Apprendre en deux temps trois mouvements à monter soi-même un bandage ou à pratiquer l’autodrainage, c’est le principe des ateliers de lymphologie. On vous enseignera aussi les gestes à éviter ainsi que les techniques de prévention et d’autodépistage pour reconnaître tout signe anormal (augmentation de volume, rougeur, risque de lymphangite nécessitant rapidement une antibiothérapie…). Sans oublier le B.A BA : quelle activité physique pratiquer et comment bien gérer son poids, indispensable pour limiter le lymphœdème ! Ces ateliers sont proposés dans certaines stations thermales et certaines antennes de l’association Mieux vivre le lymphœdème.
INFO + : L’hôpital Cognacq-Jay, référence dans la prise en charge du lymphœdème propose des tutoriels en format vidéo pour apprendre à faire ses bandages soi-même. N’hésitez pas à en parler également à votre kiné s’il ne connait pas encore ces gestes !
Le sport en renfort
Bonne nouvelle : le gros bras n’est pas une contre-indication à l’activité physique ! Au contraire : « Il faut bouger, explique le Dr Stéphane Vignes, pour éviter que votre bras ne s’atrophie ou ne perde du muscle mais aussi pour rééduquer l’épaule ». Inutile de soulever d’emblée des haltères de 5 kilos mais « ne vous interdisez rien ». Soyez votre propre guide, selon votre ressenti, vos attirances, et vous trouverez ce qui vous fait du bien. Et d’ajouter: « Si vous sentez une douleur, vous stoppez le mouvement ».

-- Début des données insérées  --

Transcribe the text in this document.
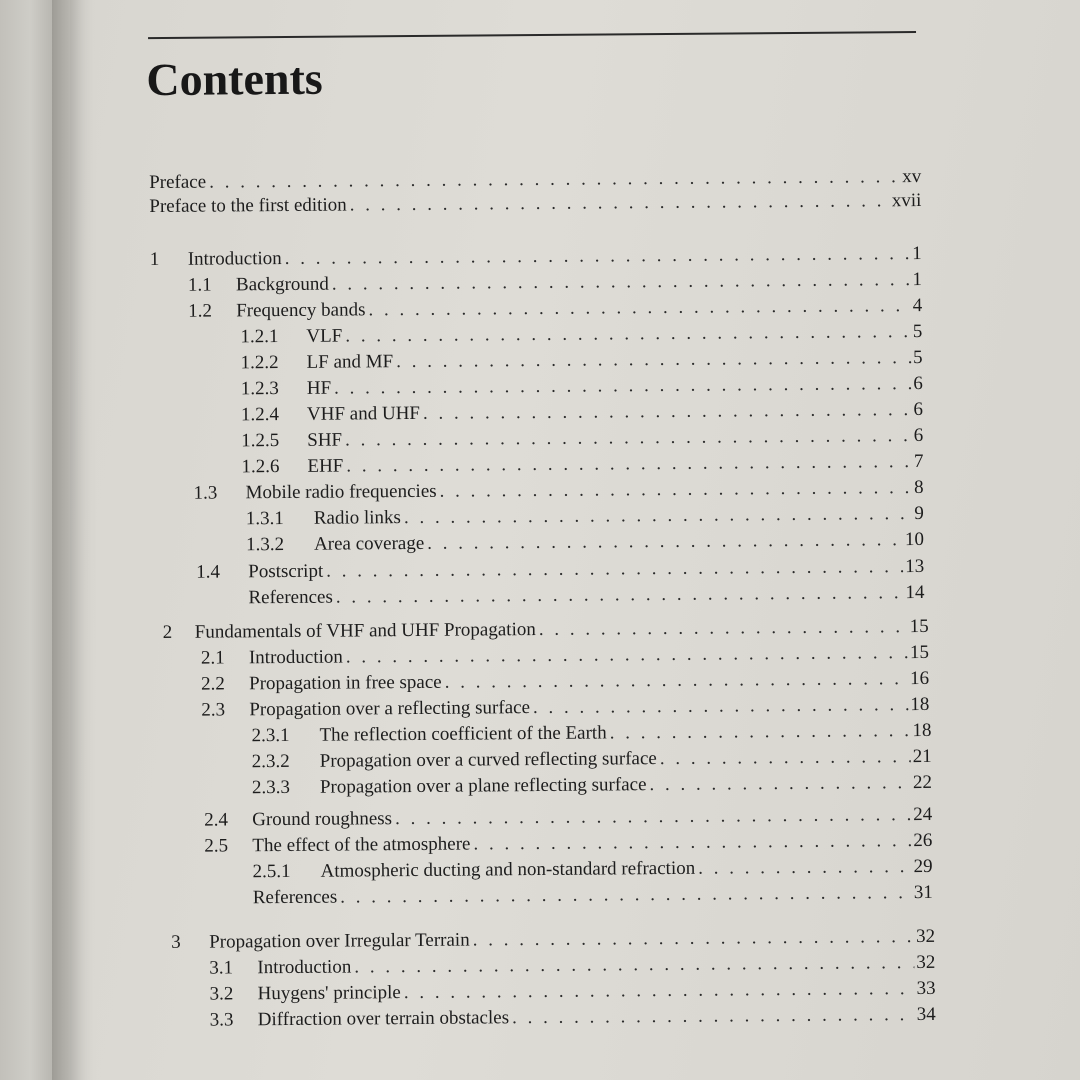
Contents
Preface . . .	xv
Preface to the first edition . . .	xvii
1	Introduction . . .	1
1.1	Background . . .	1
1.2	Frequency bands . . .	4
1.2.1	VLF . . .	5
1.2.2	LF and MF . . .	5
1.2.3	HF . . .	6
1.2.4	VHF and UHF . . .	6
1.2.5	SHF . . .	6
1.2.6	EHF . . .	7
1.3	Mobile radio frequencies . . .	8
1.3.1	Radio links . . .	9
1.3.2	Area coverage . . .	10
1.4	Postscript . . .	13
References . . .	14
2	Fundamentals of VHF and UHF Propagation . . .	15
2.1	Introduction . . .	15
2.2	Propagation in free space . . .	16
2.3	Propagation over a reflecting surface . . .	18
2.3.1	The reflection coefficient of the Earth . . .	18
2.3.2	Propagation over a curved reflecting surface . . .	21
2.3.3	Propagation over a plane reflecting surface . . .	22
2.4	Ground roughness . . .	24
2.5	The effect of the atmosphere . . .	26
2.5.1	Atmospheric ducting and non-standard refraction . . .	29
References . . .	31
3	Propagation over Irregular Terrain . . .	32
3.1	Introduction . . .	32
3.2	Huygens' principle . . .	33
3.3	Diffraction over terrain obstacles . . .	34
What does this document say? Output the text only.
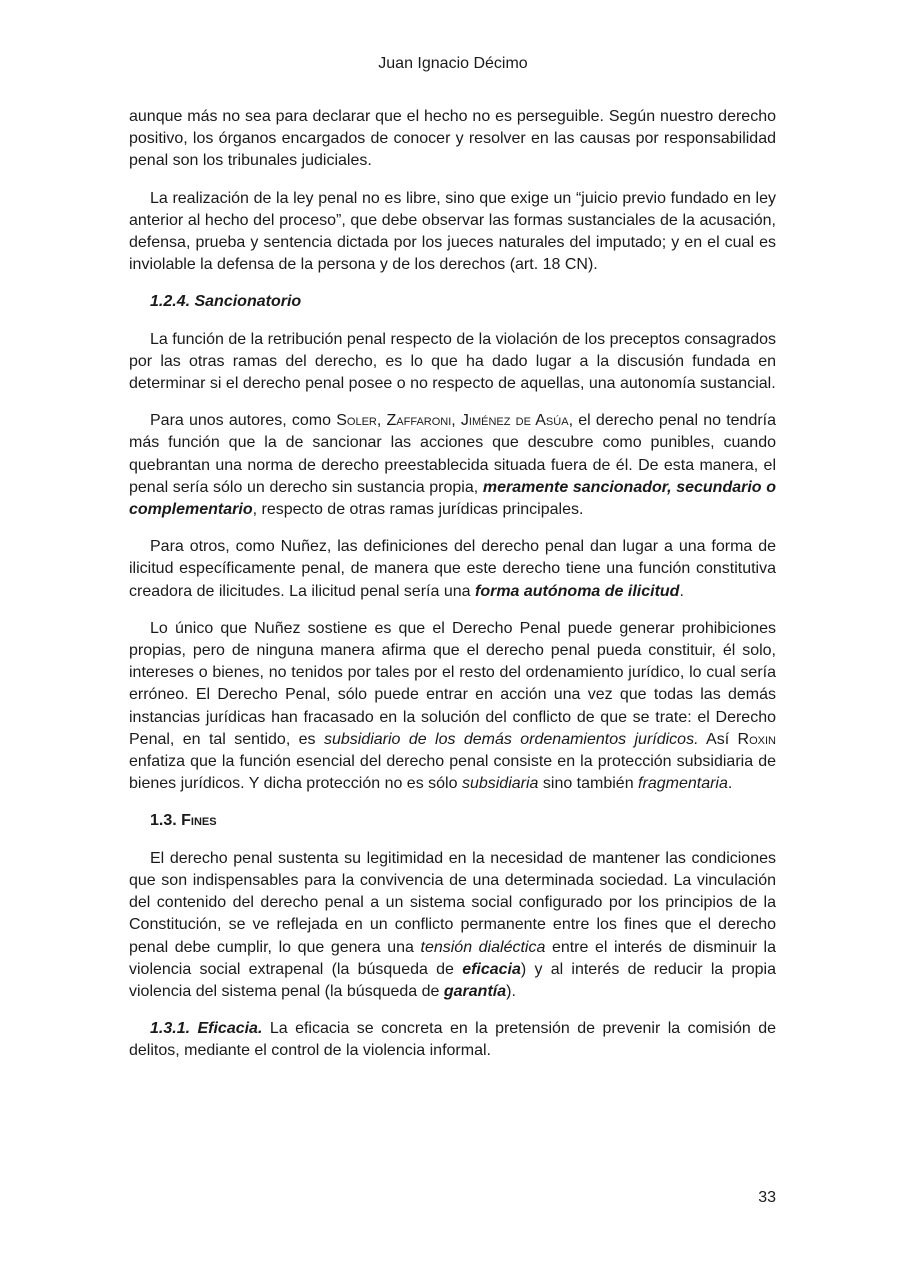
Juan Ignacio Décimo

aunque más no sea para declarar que el hecho no es perseguible. Según nuestro derecho positivo, los órganos encargados de conocer y resolver en las causas por responsabilidad penal son los tribunales judiciales.

La realización de la ley penal no es libre, sino que exige un “juicio previo fundado en ley anterior al hecho del proceso”, que debe observar las formas sustanciales de la acusación, defensa, prueba y sentencia dictada por los jueces naturales del imputado; y en el cual es inviolable la defensa de la persona y de los derechos (art. 18 CN).

1.2.4. Sancionatorio

La función de la retribución penal respecto de la violación de los preceptos consagrados por las otras ramas del derecho, es lo que ha dado lugar a la discusión fundada en determinar si el derecho penal posee o no respecto de aquellas, una autonomía sustancial.

Para unos autores, como Soler, Zaffaroni, Jiménez de Asúa, el derecho penal no tendría más función que la de sancionar las acciones que descubre como punibles, cuando quebrantan una norma de derecho preestablecida situada fuera de él. De esta manera, el penal sería sólo un derecho sin sustancia propia, meramente sancionador, secundario o complementario, respecto de otras ramas jurídicas principales.

Para otros, como Nuñez, las definiciones del derecho penal dan lugar a una forma de ilicitud específicamente penal, de manera que este derecho tiene una función constitutiva creadora de ilicitudes. La ilicitud penal sería una forma autónoma de ilicitud.

Lo único que Nuñez sostiene es que el Derecho Penal puede generar prohibiciones propias, pero de ninguna manera afirma que el derecho penal pueda constituir, él solo, intereses o bienes, no tenidos por tales por el resto del ordenamiento jurídico, lo cual sería erróneo. El Derecho Penal, sólo puede entrar en acción una vez que todas las demás instancias jurídicas han fracasado en la solución del conflicto de que se trate: el Derecho Penal, en tal sentido, es subsidiario de los demás ordenamientos jurídicos. Así Roxin enfatiza que la función esencial del derecho penal consiste en la protección subsidiaria de bienes jurídicos. Y dicha protección no es sólo subsidiaria sino también fragmentaria.

1.3. Fines

El derecho penal sustenta su legitimidad en la necesidad de mantener las condiciones que son indispensables para la convivencia de una determinada sociedad. La vinculación del contenido del derecho penal a un sistema social configurado por los principios de la Constitución, se ve reflejada en un conflicto permanente entre los fines que el derecho penal debe cumplir, lo que genera una tensión dialéctica entre el interés de disminuir la violencia social extrapenal (la búsqueda de eficacia) y al interés de reducir la propia violencia del sistema penal (la búsqueda de garantía).

1.3.1. Eficacia. La eficacia se concreta en la pretensión de prevenir la comisión de delitos, mediante el control de la violencia informal.

33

Oui, mais quel sport ? Si les Dragon Ladies pratiquent l’aviron en rugissant de plaisir, d’autres préfèreront des activités plus douces. A côté de la gym adaptée avec un kiné pour vous réhabituer à l’effort, la palette est large : Rose pilates, yoga, Qi gong, natation.Le Tai Chi Chuan est aussi particulièrement adapté : « durant les mouvements, les contractions musculaires agissent comme une pompe drainante », souligne Evelyne Vatinel, masseur-kinésithérapeute et psychologue. Quant à la respiration abdominale qui accompagne les mouvements lents de cet art martial interne, elle provoque une chute de la pression intra-thoracique, « ce qui occasionne une force de succion qui facilite le flot lymphatique« . Également recommandée, la marche nordique avec bâtons : elle permet, sans (trop !) y penser, d’accentuer le mouvement naturel de balancier des bras et de propulser le corps vers l’avant à l’aide de bâtons, soit une dépense calorique deux fois plus importante, un renforcement de l’ensemble de l’appareil musculaire, une tenue droite et une posture dynamique. Autres possibilités : les programmes d’activité physique adaptés que proposent les associations et fédérations sportives.
1. Environ 20% des femmes traitées pour un cancer gynécologique ou du sein développent un lymphoedème. Seules 6% des femmes traitées pour un cancer du sein et ayant bénéficié de la technique du ganglion sentinelle en sont touchées.